R.I.P. Brother

Everyone has people that help them get through their apprenticeship.

Being an apprentice is like going on a long journey to reach a destination, which is the land of knowledge, the land of knowledge happens to be a Journeyman Lineman. On this journey, the apprentice will run into forks in the road. The Linemen on his crew are guides on how to reach that destination quickly and efficiently. Some apprentices take the Lineman’s advice and keep on the straight path which takes them directly to Journeyman Lineman. Some apprentices will not listen and venture onto the wrong path full of curves and hills. I had a hard head when I first started as an apprentice. I was cocky and thought I knew it all when first started.  There were times when I got to the fork in the road and took the wrong path. But I had a Foreman never gave up on me. He always worked with me, but he wasn’t afraid to stick a boot up my ass when I needed it.

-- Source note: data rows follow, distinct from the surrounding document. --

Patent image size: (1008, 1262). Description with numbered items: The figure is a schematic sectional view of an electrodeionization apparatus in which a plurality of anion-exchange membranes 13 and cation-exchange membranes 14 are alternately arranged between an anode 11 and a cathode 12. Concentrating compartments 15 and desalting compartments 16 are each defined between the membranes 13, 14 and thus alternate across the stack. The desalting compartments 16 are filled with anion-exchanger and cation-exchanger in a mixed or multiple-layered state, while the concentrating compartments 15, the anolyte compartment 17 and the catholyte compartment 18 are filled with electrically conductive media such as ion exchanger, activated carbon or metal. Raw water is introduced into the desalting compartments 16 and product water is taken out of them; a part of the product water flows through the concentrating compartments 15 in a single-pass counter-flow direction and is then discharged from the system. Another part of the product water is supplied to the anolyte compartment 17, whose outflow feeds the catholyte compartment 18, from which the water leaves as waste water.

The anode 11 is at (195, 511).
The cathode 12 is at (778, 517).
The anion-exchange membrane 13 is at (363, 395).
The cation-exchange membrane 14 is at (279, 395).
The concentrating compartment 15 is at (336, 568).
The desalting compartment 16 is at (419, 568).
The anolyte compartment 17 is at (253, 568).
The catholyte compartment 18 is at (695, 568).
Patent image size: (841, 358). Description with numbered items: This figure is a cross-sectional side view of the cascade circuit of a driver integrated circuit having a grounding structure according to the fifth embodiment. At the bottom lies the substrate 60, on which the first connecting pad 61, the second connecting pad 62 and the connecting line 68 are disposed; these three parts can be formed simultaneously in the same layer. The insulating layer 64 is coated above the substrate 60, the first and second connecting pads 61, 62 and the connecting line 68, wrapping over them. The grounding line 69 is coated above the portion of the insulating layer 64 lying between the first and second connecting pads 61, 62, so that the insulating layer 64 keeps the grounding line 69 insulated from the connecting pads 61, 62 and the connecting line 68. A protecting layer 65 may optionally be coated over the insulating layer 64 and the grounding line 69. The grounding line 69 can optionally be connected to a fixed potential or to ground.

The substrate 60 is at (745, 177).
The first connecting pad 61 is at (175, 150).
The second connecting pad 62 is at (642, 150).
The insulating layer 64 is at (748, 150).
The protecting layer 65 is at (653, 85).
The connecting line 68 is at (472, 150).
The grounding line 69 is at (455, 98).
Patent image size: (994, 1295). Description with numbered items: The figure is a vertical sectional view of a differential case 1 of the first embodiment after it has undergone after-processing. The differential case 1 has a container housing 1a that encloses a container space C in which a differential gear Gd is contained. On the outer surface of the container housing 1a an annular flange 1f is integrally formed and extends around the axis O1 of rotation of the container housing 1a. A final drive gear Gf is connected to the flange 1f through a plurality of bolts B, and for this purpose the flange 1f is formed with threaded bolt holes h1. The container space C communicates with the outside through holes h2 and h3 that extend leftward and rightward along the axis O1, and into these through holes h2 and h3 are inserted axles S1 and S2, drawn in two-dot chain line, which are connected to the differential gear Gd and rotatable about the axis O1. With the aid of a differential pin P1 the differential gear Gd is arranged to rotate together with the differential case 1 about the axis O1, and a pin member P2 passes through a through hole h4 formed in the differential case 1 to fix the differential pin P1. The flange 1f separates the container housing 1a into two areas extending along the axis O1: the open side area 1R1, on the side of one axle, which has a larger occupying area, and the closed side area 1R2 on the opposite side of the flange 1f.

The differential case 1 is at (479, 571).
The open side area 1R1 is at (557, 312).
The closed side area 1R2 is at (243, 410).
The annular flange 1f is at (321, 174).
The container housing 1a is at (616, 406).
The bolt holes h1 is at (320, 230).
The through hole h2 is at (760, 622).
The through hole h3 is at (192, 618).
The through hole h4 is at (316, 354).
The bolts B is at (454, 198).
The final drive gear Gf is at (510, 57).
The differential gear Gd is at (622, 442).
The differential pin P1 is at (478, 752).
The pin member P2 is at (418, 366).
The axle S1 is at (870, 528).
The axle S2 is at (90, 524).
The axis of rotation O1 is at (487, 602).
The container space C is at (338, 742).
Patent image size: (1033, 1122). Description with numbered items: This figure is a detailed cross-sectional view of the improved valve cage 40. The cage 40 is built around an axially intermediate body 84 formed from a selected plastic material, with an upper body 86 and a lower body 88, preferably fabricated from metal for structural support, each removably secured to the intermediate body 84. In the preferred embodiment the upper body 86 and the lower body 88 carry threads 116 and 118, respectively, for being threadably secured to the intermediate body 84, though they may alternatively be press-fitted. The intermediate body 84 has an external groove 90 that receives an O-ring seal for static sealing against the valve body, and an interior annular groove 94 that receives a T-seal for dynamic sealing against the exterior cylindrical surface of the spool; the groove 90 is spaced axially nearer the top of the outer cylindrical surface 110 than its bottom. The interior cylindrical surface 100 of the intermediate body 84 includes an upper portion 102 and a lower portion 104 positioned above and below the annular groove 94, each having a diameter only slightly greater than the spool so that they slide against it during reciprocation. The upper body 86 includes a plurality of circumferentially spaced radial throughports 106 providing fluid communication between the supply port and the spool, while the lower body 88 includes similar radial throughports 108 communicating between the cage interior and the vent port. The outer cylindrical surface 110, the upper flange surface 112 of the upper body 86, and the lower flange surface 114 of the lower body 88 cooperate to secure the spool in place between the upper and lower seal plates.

I just found out that this line foreman passed away. I was on his crew my whole apprenticeship. He taught me many lessons on the job. He also taught me lessons about life, he was Business agent for the union, large family and had 6 brothers. He loved people, he never met a stranger, and I never heard him say a bad word about anyone.

A couple of times a week the crew would go to this small bar after work. The bar was an old brick building, very small maybe 20 x 20. It’s was named after the man that owned it, Butler’s. They had the coldest beer anywhere in town. When you opened a beer it was so cold it had small ice chips in it. The only beer my foreman would drink was Old Milwaukee. He also would lite up a Pall Mall cigarette, the ones with no filter. My foreman knew everyone that walked in the door. We spent many hours in Butler’s not talking about linework but talking about life.

After many wrong turns I made the final destination, journeyman lineman. Ronald told me the day I made Journeyman, “Lineman are part of a brotherhood, from now until the day you die, every lineman is your brother”.  So I guess I lost another brother, so long Ronald Koster and thanks for everything you taught me.

Everyone from that crew is now dead except for one person, Butler’s closed many years ago. The only thing that remains is the lines we built together, and the knowledge Ronald passed down to me. Riding around today and seeing some of the poles we set and the lines we built makes me smile and takes me back to the carefree days of my apprenticeship. Ronald, I wish I had seen you one more time before you passed so I could tell you thank you again. You took me from a young kid to a man and I will always be grateful for that.

“Opinions expressed are solely my own and may not express the views or opinions of my employer.”